Dafür ist der Kunden-Terminal KEIN Fake-Requisit, sondern voll funktionsfähig. (Okay, mit dem Scanner kann man keine Waren einlesen, die präsentierten Kunstwerke haben schließlich keinen Strichcode.) Den Terminal dürften freilich eher die Kunstinteressierten nutzen, weniger die Verirrten. Als Spielkonsole. Um im Online-Shop ihre heimlichen kettensägenölverschmutzten Heimwerker-Fantasien und spachtelmassefeuchten Renovier-Träume auszuleben. (Wobei: Wer ein Bild an der Wand montieren will, sollte eh auch wissen, wo der Hammer hängt.) Galeriedirektor Andreas Huber: "Die schaffen es bis zum Warenkorb." Aber scheinbar nimmer ins Bezahl-Level. Das ist ihnen wohl bereits zu realistisch.

Promiskuitive Genres

Generell geht’s diesseits und jenseits des Vorhangs sehr physisch zu. Vielleicht wird nicht so geschwitzt wie in der Hornbach-Fernsehwerbung, wo sich urwüchsige Kerle richtig dreckig machen und nicht bloß die Sau rauslassen, sondern gleich die WILD-Sau. Kein Tropfen Körperflüssigkeit rinnt jedenfalls aus den verstümmelten Androiden in der kühlen, waren- und deformationsfetischistischen Hochglanz-Orgie, die Frederik Heyman für Y/Project inszeniert hat. Ein ambivalent sinnlicher, perfekter Science-Fiction-Werbeporno, in dem Modelfleisch und Maschine miteinander und mit geilen Stiefeln verschmelzen.

Die Genres sind in der Grenzen ignorierenden und verwischenden Schau sowieso promiskuitiv, "Hoch-" und "Tief"-Kultur haben ein intimes Verhältnis. Ein Designerkleid kriegt von Shana Moulton ein animiertes "Arschgesicht" ("Medusa’s stare" – das Versace-Logo mit Lidschlag), wird zu einem Cyborg auffrisiert beziehungsweise zu einem (schlanken) Teletubby, nur dass der Bildschirm eben am Hintern sitzt, nicht am Bauch. Witzige Idee, dass der Podex zurückglotzt und der Spechtler zur Strafe für seinen lüsternen, indiskreten Blick womöglich zu Stein erstarrt.

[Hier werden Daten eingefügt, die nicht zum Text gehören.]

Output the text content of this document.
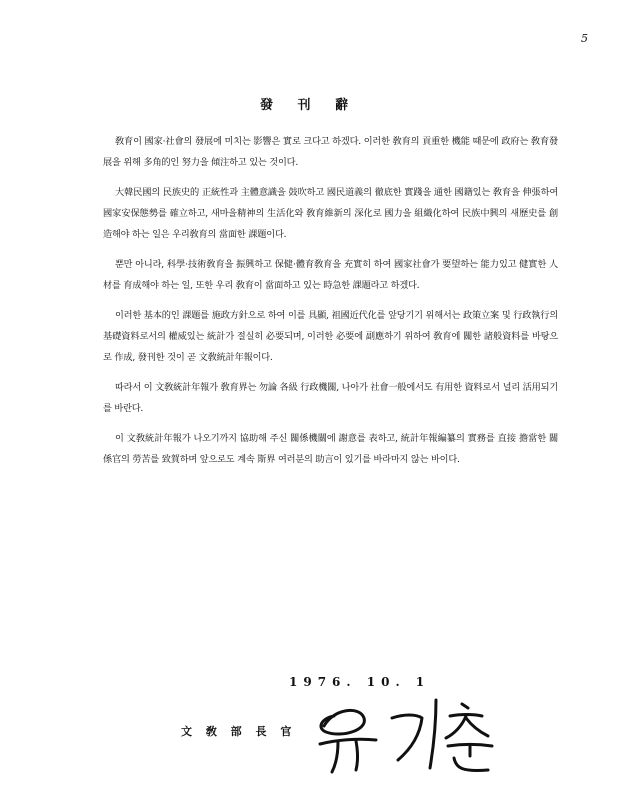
5
發 刊 辭

敎育이 國家·社會의 發展에 미치는 影響은 實로 크다고 하겠다. 이러한 敎育의 貢重한 機能 때문에 政府는 敎育發展을 위해 多角的인 努力을 傾注하고 있는 것이다.

大韓民國의 民族史的 正統性과 主體意識을 鼓吹하고 國民道義의 徹底한 實踐을 通한 國籍있는 敎育을 伸張하여 國家安保態勢를 確立하고, 새마을精神의 生活化와 敎育維新의 深化로 國力을 組織化하여 民族中興의 새歷史를 創造해야 하는 일은 우리敎育의 當面한 課題이다.

뿐만 아니라, 科學·技術敎育을 振興하고 保健·體育敎育을 充實히 하여 國家社會가 要望하는 能力있고 健實한 人材를 育成해야 하는 일, 또한 우리 敎育이 當面하고 있는 時急한 課題라고 하겠다.

이러한 基本的인 課題를 施政方針으로 하여 이를 具顯, 祖國近代化를 앞당기기 위해서는 政策立案 및 行政執行의 基礎資料로서의 權威있는 統計가 절실히 必要되며, 이러한 必要에 副應하기 위하여 敎育에 關한 諸般資料를 바탕으로 作成, 發刊한 것이 곧 文敎統計年報이다.

따라서 이 文敎統計年報가 敎育界는 勿論 各級 行政機關, 나아가 社會一般에서도 有用한 資料로서 널리 活用되기를 바란다.

이 文敎統計年報가 나오기까지 協助해 주신 關係機關에 謝意를 表하고, 統計年報編纂의 實務를 直接 擔當한 關係官의 勞苦를 致賀하며 앞으로도 계속 斯界 여러분의 助言이 있기를 바라마지 않는 바이다.

1976. 10. 1
文 敎 部 長 官
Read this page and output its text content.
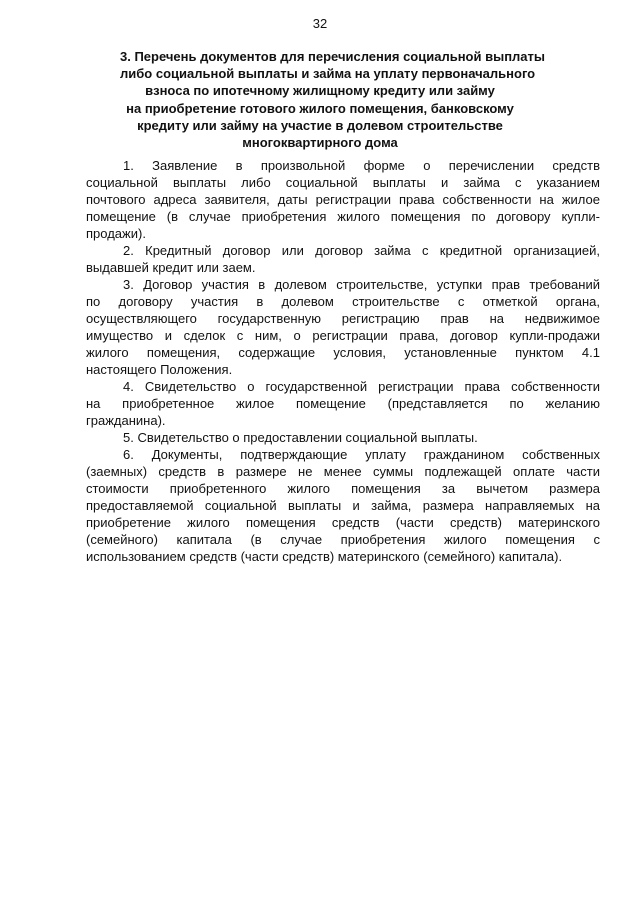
32
3. Перечень документов для перечисления социальной выплаты
либо социальной выплаты и займа на уплату первоначального
взноса по ипотечному жилищному кредиту или займу
на приобретение готового жилого помещения, банковскому
кредиту или займу на участие в долевом строительстве
многоквартирного дома

1. Заявление в произвольной форме о перечислении средств
социальной выплаты либо социальной выплаты и займа с указанием
почтового адреса заявителя, даты регистрации права собственности на жилое
помещение (в случае приобретения жилого помещения по договору купли-
продажи).

2. Кредитный договор или договор займа с кредитной организацией,
выдавшей кредит или заем.

3. Договор участия в долевом строительстве, уступки прав требований
по договору участия в долевом строительстве с отметкой органа,
осуществляющего государственную регистрацию прав на недвижимое
имущество и сделок с ним, о регистрации права, договор купли-продажи
жилого помещения, содержащие условия, установленные пунктом 4.1
настоящего Положения.

4. Свидетельство о государственной регистрации права собственности
на приобретенное жилое помещение (представляется по желанию
гражданина).

5. Свидетельство о предоставлении социальной выплаты.

6. Документы, подтверждающие уплату гражданином собственных
(заемных) средств в размере не менее суммы подлежащей оплате части
стоимости приобретенного жилого помещения за вычетом размера
предоставляемой социальной выплаты и займа, размера направляемых на
приобретение жилого помещения средств (части средств) материнского
(семейного) капитала (в случае приобретения жилого помещения с
использованием средств (части средств) материнского (семейного) капитала).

Kunst, Technik, Mode, Werbung, Pornografie, Heimwerken treiben es in dieser WG von Kunst- und Baumarkt so raffiniert und komplex miteinander (ein geglücktes Spiel mit der Irritation und mit Identitäten), kein Wunder also, dass ich mich schon selber nicht mehr auskenne: Hab ich grad eine Kunstkritik geschrieben oder ist das eine Werbeeinschaltung?